Q: I have an adjustable rate mortgage (ARM) that I would like to keep at the current rate without refinancing. Is it possible to do this?
A: If you have a conventional adjustable rate mortgage (ARM), your loan documentation in your loan refinance for the ARM will specify your ability to fix the interest rate during the term of your loan.
Most adjustable rate mortgages obtained during the last five years generally fell within a couple of categories. The first category of ARMs fixed the interest rate for an initial length of time and limited the increases on the rate during the remainder of the loan term.
If you had a 5/1 ARM, the interest would have been fixed for five years and at the beginning of the sixth year the interest would reset to a new rate. That new rate would be based on the one year Treasury interest rate or the one year LIBOR (London Interbank Offered Rate) plus a margin of about 3 percent.
That is to say if the Treasury rate or LIBOR rate was one percent, the new interest rate would be one percent plus 3 percent for a new rate of 4 percent.
Your mortgage documents almost certainly limit how much the new interest rate can change. For example, your interest rate may not be able to fall below a certain threshold, nor can it rise more than 5 or 6 percent above the initial rate. Typically, your ARM cannot go up or down by more than 2 percent each year. But loan terms for adjustable rate mortgages differ from lender to lender.
There were some mortgage loan products offered several years ago that allowed a borrower to lock in an interest rate at or prior to the end of the initial adjustable rate period. If you have one of these loans, you would have to see what rate the loan would lock to. You might not end up with the current rate you have with the lender, but rather the rate set forth by formula in the loan documents.
If your loan doesn’t give you the right to lock your rate, you might be out of luck, especially if your loan is serviced by a national servicer and the loan itself is owned by investors. With those types of loans, the only way you can move from an adjustable rate loan to a fixed rate loan is to refinance your existing ARM mortgage into a fixed rate mortgage. If you decide to refinance your ARM loan, you may need to shop around and find a new lender. That new lender may have a better fixed rate mortgage package suitable to you.

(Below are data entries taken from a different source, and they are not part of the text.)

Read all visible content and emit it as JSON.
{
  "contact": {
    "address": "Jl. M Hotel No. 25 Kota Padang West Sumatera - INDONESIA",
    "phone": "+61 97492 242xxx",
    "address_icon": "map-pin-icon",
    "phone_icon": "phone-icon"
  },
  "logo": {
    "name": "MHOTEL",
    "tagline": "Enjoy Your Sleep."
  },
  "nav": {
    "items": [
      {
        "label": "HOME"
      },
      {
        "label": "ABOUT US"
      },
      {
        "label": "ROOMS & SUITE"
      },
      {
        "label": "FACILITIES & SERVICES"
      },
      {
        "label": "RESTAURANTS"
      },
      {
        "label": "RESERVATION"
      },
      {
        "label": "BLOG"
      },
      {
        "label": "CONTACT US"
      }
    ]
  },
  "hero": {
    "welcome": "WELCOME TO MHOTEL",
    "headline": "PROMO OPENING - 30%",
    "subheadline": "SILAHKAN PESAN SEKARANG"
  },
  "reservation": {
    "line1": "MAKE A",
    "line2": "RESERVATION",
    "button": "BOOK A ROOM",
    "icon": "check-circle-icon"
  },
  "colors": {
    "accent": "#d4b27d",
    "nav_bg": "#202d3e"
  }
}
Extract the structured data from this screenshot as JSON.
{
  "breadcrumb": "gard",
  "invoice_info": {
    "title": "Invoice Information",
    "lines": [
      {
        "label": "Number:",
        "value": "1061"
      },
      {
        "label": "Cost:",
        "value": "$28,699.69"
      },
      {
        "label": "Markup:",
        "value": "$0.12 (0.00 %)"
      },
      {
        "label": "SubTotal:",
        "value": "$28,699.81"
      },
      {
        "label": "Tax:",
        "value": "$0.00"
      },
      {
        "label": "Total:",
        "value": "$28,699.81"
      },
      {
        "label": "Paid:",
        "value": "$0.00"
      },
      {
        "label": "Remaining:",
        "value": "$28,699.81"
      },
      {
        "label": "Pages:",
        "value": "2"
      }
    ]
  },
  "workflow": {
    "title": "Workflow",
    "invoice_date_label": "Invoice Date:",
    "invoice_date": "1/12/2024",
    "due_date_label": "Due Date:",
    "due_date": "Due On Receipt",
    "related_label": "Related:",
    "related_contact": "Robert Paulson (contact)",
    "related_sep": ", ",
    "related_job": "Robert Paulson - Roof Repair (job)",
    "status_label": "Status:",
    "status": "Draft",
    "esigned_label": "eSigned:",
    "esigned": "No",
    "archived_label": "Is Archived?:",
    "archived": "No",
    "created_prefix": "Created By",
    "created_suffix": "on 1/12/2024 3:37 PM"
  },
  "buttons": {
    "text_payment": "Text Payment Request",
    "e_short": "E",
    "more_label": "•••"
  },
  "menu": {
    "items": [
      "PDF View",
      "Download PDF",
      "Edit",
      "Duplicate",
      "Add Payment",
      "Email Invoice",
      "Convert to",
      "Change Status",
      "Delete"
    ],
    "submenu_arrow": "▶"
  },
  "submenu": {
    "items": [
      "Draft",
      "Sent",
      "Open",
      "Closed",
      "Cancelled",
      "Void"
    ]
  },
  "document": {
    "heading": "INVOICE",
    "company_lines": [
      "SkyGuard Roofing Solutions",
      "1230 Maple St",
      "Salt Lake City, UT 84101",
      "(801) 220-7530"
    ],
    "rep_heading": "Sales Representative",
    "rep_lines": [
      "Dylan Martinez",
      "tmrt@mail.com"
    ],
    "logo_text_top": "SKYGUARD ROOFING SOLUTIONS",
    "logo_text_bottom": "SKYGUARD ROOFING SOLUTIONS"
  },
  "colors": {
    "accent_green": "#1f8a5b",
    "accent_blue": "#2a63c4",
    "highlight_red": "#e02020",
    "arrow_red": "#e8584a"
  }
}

If you’re lucky to have your loan serviced and owned by a local bank or savings and loan, that bank may have a program available to you that might allow you to fix your interest rate without a full blown refinancing. However, most lenders in these current economic times have eliminated some of these plans and now require borrowers to refinance their loans from an ARM (adjustable rate loan) to a fixed rate loan.